La Montagne est riche en sources de vis et mon maître m’emmena souvent avec lui dans ses « chasses » hermétiques. Celles-ci se résumaient souvent en des séances rapides de marchandage avec des paysans madrés, conscients de la nature réelle des choses, et de temps en temps, avec des Fades capricieuses, dont les requêtes frisaient parfois le tragico-burlesque. Plus tard, mon initiation approchant, Roger de Verteplanque, me laissa seul traiter avec ses contacts de la Neyre Montanhe, qu’ils soient fées ou humains. Je pense toutefois que nous prélevions un très léger tribut par rapport à la richesse supposée de ces contrées. J’appris à mes dépends que les sources les plus importantes étaient souvent protégées par des entités très exigeantes et relativement puissantes.

La présence chrétienne n’est pas trop marquée. Quelques ermites ont cherché la solitude plus haut dans les hêtraies ou au fond de quelques reculées oubliées, mais il n’y a point d’abbayes ou de puissantes institutions ecclésiastiques et les quelques moines de Saint Pierre des Vals sur l’Orbiel se contentent de prier et de profiter de leur isolement. Les principales abbayes sont établies dans la plaine ou au pied de la Montagne. Les Hospitaliers de Saint Jean de Jérusalem ont bien établi une sauveté dans la forêt du Haut Pays, à Orfons, pour protéger les voyageurs, mais ils sont trop peu nombreux et certains préfèrent la plaine à la rudesse du climat montagnard. Les hameaux et villages sont trop petits pour intéresser les prélats de la plaine et les quelques curés officiant en ces lieux ne sont guère différents de leurs ouailles. Le merveilleux du monde ancien imprègne encore la Montagne Noire, même si celle-ci fut, de tout temps, peuplée par les hommes. Les anciennes croyances survivent encore, sous d’autres formes mais nettement moins abâtardies que dans la plaine de l’Aude et le Lauragais.

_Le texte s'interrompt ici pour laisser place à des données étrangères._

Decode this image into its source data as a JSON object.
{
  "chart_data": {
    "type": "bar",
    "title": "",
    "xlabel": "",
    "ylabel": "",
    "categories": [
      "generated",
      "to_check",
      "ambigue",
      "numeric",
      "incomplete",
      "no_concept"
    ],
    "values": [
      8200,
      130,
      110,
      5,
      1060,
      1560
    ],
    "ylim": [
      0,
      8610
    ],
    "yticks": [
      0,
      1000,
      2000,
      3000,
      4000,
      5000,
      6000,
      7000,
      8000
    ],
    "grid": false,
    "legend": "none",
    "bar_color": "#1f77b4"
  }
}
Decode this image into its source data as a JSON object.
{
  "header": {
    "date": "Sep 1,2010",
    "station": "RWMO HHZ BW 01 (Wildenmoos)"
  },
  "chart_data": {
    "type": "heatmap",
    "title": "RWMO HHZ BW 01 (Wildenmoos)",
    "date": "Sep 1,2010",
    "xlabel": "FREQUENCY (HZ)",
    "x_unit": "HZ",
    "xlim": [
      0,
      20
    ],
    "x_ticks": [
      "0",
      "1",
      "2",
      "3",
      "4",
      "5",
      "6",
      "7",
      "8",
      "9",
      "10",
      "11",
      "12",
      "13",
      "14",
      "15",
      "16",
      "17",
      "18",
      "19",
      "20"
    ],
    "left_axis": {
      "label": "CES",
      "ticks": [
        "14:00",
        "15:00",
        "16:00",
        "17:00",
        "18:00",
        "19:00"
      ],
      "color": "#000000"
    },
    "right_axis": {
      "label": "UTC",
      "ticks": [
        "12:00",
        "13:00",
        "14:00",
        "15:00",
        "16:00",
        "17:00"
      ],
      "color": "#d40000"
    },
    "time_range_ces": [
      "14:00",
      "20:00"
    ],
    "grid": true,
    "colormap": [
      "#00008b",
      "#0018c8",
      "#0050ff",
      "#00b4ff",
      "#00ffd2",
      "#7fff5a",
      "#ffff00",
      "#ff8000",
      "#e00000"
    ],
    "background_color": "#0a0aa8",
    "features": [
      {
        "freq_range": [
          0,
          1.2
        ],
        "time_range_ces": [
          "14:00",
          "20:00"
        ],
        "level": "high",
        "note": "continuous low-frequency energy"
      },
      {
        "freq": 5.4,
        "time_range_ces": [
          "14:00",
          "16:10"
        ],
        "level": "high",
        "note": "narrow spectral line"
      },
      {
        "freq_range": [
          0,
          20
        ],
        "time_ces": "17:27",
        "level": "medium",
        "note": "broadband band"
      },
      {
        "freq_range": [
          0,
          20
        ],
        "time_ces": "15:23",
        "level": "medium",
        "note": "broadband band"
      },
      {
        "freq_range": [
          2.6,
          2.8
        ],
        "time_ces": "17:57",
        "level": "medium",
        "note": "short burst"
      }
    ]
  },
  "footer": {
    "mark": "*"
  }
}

Ces dernières années, l’autorité de l’Eglise romaine a été sapée par le succès que remportent les Parfaits et les Parfaites cathares auprès de la noblesse locale. Nombreux sont les châtelains qui ont embrassé la foi des Patarins ou qui du moins accueillent les ministres de la nouvelle foi avec une sympathie non déguisée. L’on peut expliquer cela par les conflits incessants entre les puissantes abbayes de la plaine et les féodaux montagnards, peu enclins à voir l’Eglise s’approprier biens et revenus. Néanmoins, il serait faux de ne considérer la situation que sous l’angle des rivalités temporelles entre le Siècle et l’Eglise. Le discours des Parfaits touche une corde sensible en exaltant les vertus de pureté et de détachement du monde, et ne manque pas de trouver échos auprès des Dames et autres chevaliers des fiefs du Cabardès et d’ailleurs. Les deux Eglises ont coexisté pacifiquement jusqu’à l’irruption de la Croisade. Depuis les Cathares sont pourchassés par les Croisés et l’Eglise et ne trouvent refuge que dans la clandestinité ou dans les quelques places fortes comme Lastours, restées aux mains des seigneurs occitans.

La Corisade

La montagne est donc désormais le théâtre de nombreux combats entre l’envahisseur et les méridionaux. Elle est théoriquement sous la coupe de Montfort, qui a usurpé les terres et le titre des Trencavel. Dans les faits, cette région est loin d’être soumise et la paysannerie locale reste profondément hostile aux nouveaux seigneurs, comme l’ont appris les Français à Saissac. Les Faidits multiplient les coups de mains et interdisent les passages entre l’Albigeois et le Carcasses. Les Croisés préfèrent d’ailleurs contourner le massif plutôt que de s’aventurer dans les gorges et gagner ainsi quelques jours sur leur voyage. Il est toutefois clair que le sort des armes ne s’est pas décidé ici mais dans la plaine de l’Aude et de la Garonne. La montagne reste une zone périphérique où les Français effectuent des raids de terreur afin d’éradiquer l’hérésie et la résistance sur son terreau le plus favorable.


Les gorges de l’Orbiel

Le voyageur arrivant de Carcassonne ne peut être que frappé par la transition brutale entre la riche plaine de l’Aude et les gorges de l’Orbiel. Les arbres malingres accrochés aux rochers semblent signifier aux créatures qui volent et marchent qu’elles laissent derrière elles le gras pays et que désormais tout est plus rude, plus sec et minéral.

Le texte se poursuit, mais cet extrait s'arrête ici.